72・体育祭③
スタートのピストルがグラウンドに鳴り響き、十何名の運動部員が走り出しました。流石、運動部。
「「速っ!」」
そのスピードに思わず、あやのちゃんと一緒に叫んでしまいました。中でも一番、目立つのはサッカー部と陸上部ですね。今のところ委員長は3位を走っています。
「委員長!頑張れー!」
学年のリレーとは違い、やっぱり上位3位に入ったら部費アップというご褒美があると皆さん力が入るのでしょうか?『部費、アップするぜ!』という意気込みがこちらまでひしひしと伝わってきます。しかも、女子陸上部は男子に負けず2位を走っているのが凄い。
「バトン代わりにバスケットボールを持ちながら走るのも意外と大変らしい」
ほのかちゃんが教えてくれました。確かに、バトンなら持ちやすいけど、サッカー部やバスケ部はボールです。脇に抱えるか片手で持ちながら走るか。それに比べ、陸上部はタスキですから、持ちやすいですよね。
「次はバスケ部の部長さんだね」
「小声で部費、部費って言ってるよ」
「あー、目がドルマークだ」
「もえかちゃんも、そう見えるのね!」
バトン代わりのバスケットボールは委員長から部長さんへと渡されました。各部活のリレーは代表5名で行われるリレーです。残りは副部長さんと水戸部さんと2年生の先輩。
バスケットボールを受け継いだ部長さんは先頭を走っていたサッカー部の2年生を追い抜かし、先頭との距離をかなり引き離してぶっちぎりの1位で次の2年生にバスケットボールを渡しました。3位からの逆転にリレーに出ていないバスケ部は賞賛の声、他の運動部の男子からブーイングの嵐。そして、女子からは黄色い声。
「バスケ部ー!」
これが、最後の競技なので親御さんによる応援団の紅花の応援もヒートアップ。それにつられて私達の応援の声も大きくなり、いつしか、グラウンドは最高潮の野外フェスみたいな感じになっています。これは、絶対に近所迷惑だと思う。
でも今日は体育祭だから、仕方が無いよね〜。
「2年生の次は副部長さんだね。と言う事は」
「アンカーが水戸部君か…」
「あやのちゃん、どうしたの?」
隣に座っているあやのちゃんの眉間にシワが寄っています。あぁ、綺麗な肌にシワを作るのは良くないよ。
「プレッシャーに耐えれるかな?」
「見たところ平気そうな顔してるよ」
「見た目はね。でも、目が遠くの方を見てるの」
「あっ、本当だ。アンカーって、緊張するのは仕方が無いよ。今日の学年リレーでも委員長、顔青かったもん」
そう言っている間にもリレーはバスケ部の副部長さんへと変わりました。現在、バスケ部は2位を走る陸上部男子と大差を付けて余裕で1位を走っています。これは、もう優勝間違いなしと思った瞬間、なんと副部長さんが、何かに躓いて転んでしまいました。
「あれは!」
「もえちゃん、どうしたの⁉︎」
あやのちゃんには副部長さんが石か何かで転んだようにしか視えないけど、実際、副部長さんが躓いた原因は。
「すねこすりだ」
「すね…?すね何?」
副部長さんの足下にいるすねこすりの外見はエサの食べ過ぎで太った三毛猫みたいです。一般的にすねこすりは人間の歩行を邪魔する妖怪。でも、特に人を襲うとかの危険性はないので安心ですが、まさかリレーに出てくるとは思わなかった。
「ううん、何でもないよ」
躓いた副部長さんはすぐ様、立ち上がり走り出したのですが、まだ副部長さんの足下には、すねこすりが纏わり付いて、走りにくそうです。
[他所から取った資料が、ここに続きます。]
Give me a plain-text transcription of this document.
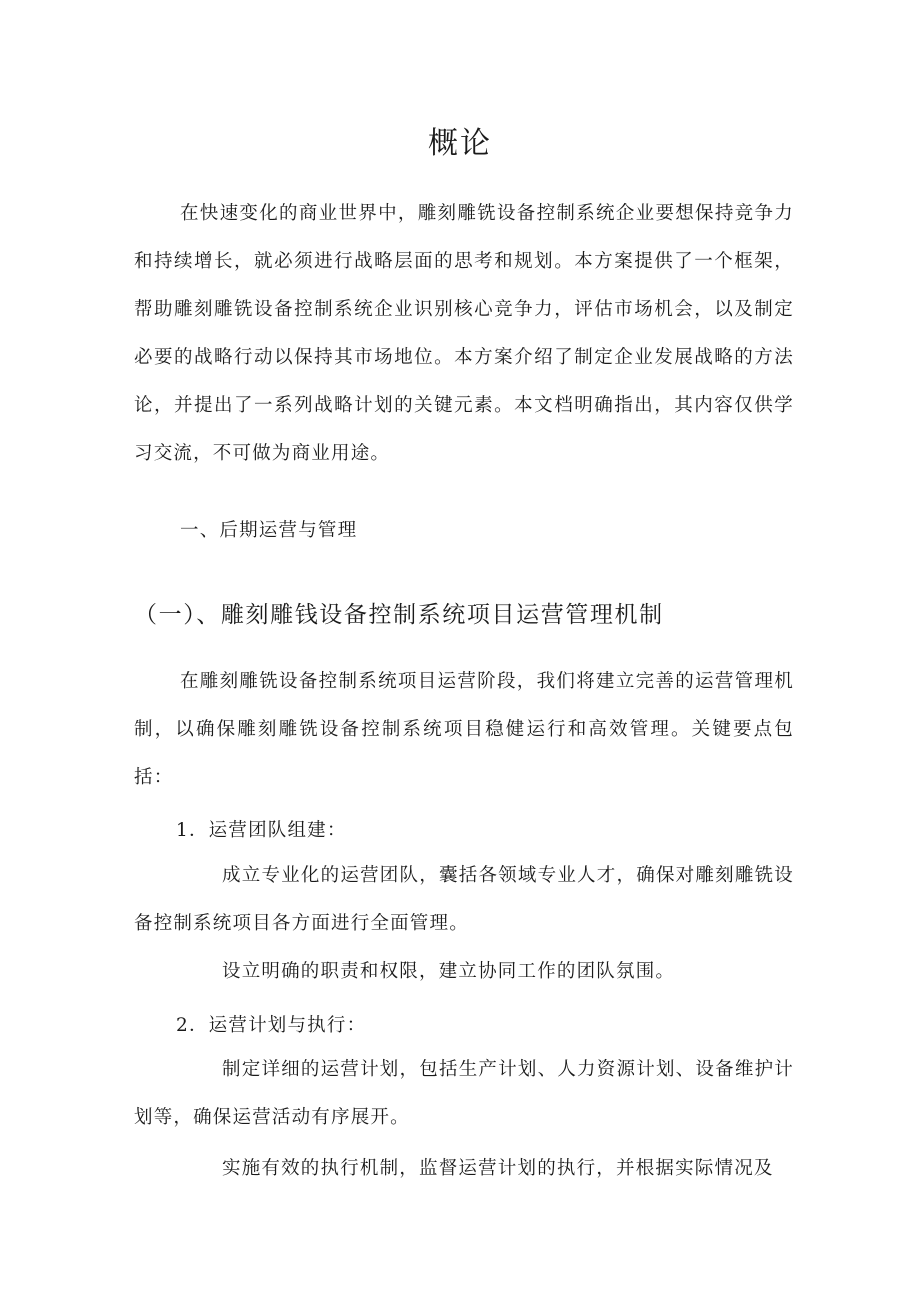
概论

在快速变化的商业世界中，雕刻雕铣设备控制系统企业要想保持竞争力和持续增长，就必须进行战略层面的思考和规划。本方案提供了一个框架，帮助雕刻雕铣设备控制系统企业识别核心竞争力，评估市场机会，以及制定必要的战略行动以保持其市场地位。本方案介绍了制定企业发展战略的方法论，并提出了一系列战略计划的关键元素。本文档明确指出，其内容仅供学习交流，不可做为商业用途。

一、后期运营与管理
（一）、雕刻雕钱设备控制系统项目运营管理机制

在雕刻雕铣设备控制系统项目运营阶段，我们将建立完善的运营管理机制，以确保雕刻雕铣设备控制系统项目稳健运行和高效管理。关键要点包括：

1．运营团队组建：

成立专业化的运营团队，囊括各领域专业人才，确保对雕刻雕铣设备控制系统项目各方面进行全面管理。

设立明确的职责和权限，建立协同工作的团队氛围。

2．运营计划与执行：

制定详细的运营计划，包括生产计划、人力资源计划、设备维护计划等，确保运营活动有序展开。

实施有效的执行机制，监督运营计划的执行，并根据实际情况及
そのため、後ろから来た陸上部やサッカー部にどんどん追い抜かされ順位は一気に下がりました。そんな、苦しい中でバトン代わりのバスケットボールを渡された水戸部さん。
「今から追い抜かす事って難しいよね」
「良いとこ、9位から6位に上がるくらいかな?」
1年生のリレーの時、最下位から2位まで引き上げた委員長のようには、ならないのでしょうか?
「だぁぁぁああ!」
バスケットボールを受け取った瞬間、水戸部さんは叫びながら人間業ではないような速さで次々と目の前の人を抜かして行き、なんと1位で走っていた陸上部をゴールテープ直前で抜かし逆転の1位!
「水戸部さん、凄いよ!」
走り終え、放心状態の水戸部さんは委員長に揺さぶられています。そして、各部活のリレーが終わると選手達が各自のテントへと戻って来ました。テントに戻って来た水戸部さんはあやのちゃんに愚痴ってます。
「ボール渡された瞬間、部長の口が『1位、取らなかったら…お前、筋トレの量増やすぞ』って言ってた」
筋トレの量を増やすことは自分のためになるから良いことだと思ったけど、委員長が言うには、部長さんの言う筋トレの増量は鬼畜だそうです。かく言う委員長もその鬼畜な筋トレをする羽目になったことがあるとか。
「練習量はその日の部長の機嫌で変わるから、大変なんだ」
「委員長、苦労していますね」
2人で話していると突然、委員長が驚きの声を出しました。何事かと思って、話の続きを待っていると、その話題は副部長について。
「話変わるけど、副部長が転んだのってやっぱり、あの猫みたいな奴のせい⁉︎」
「うん、すねこすりって言うの」
「まだ副部長の足にいるけど。あれは祓った方が良いのか」
「祓わなくても、そのうち消えるから大丈夫。それにすねこすりはただ単に人の通行を邪魔するだけの妖怪だから、人を襲ったりはしないの」
成る程と委員長は納得しました。
『これより、閉会式を始めます』
閉会式が始まったのは大体午後4時頃。生徒会長が親御さん達による応援団の紅花に感謝の気持ちを述べた後、校長のスピーチがありました。また長々としたスピーチをするのかと思いきや、生徒が疲れていることを配慮してか、スピーチは短めに終わりましたよ。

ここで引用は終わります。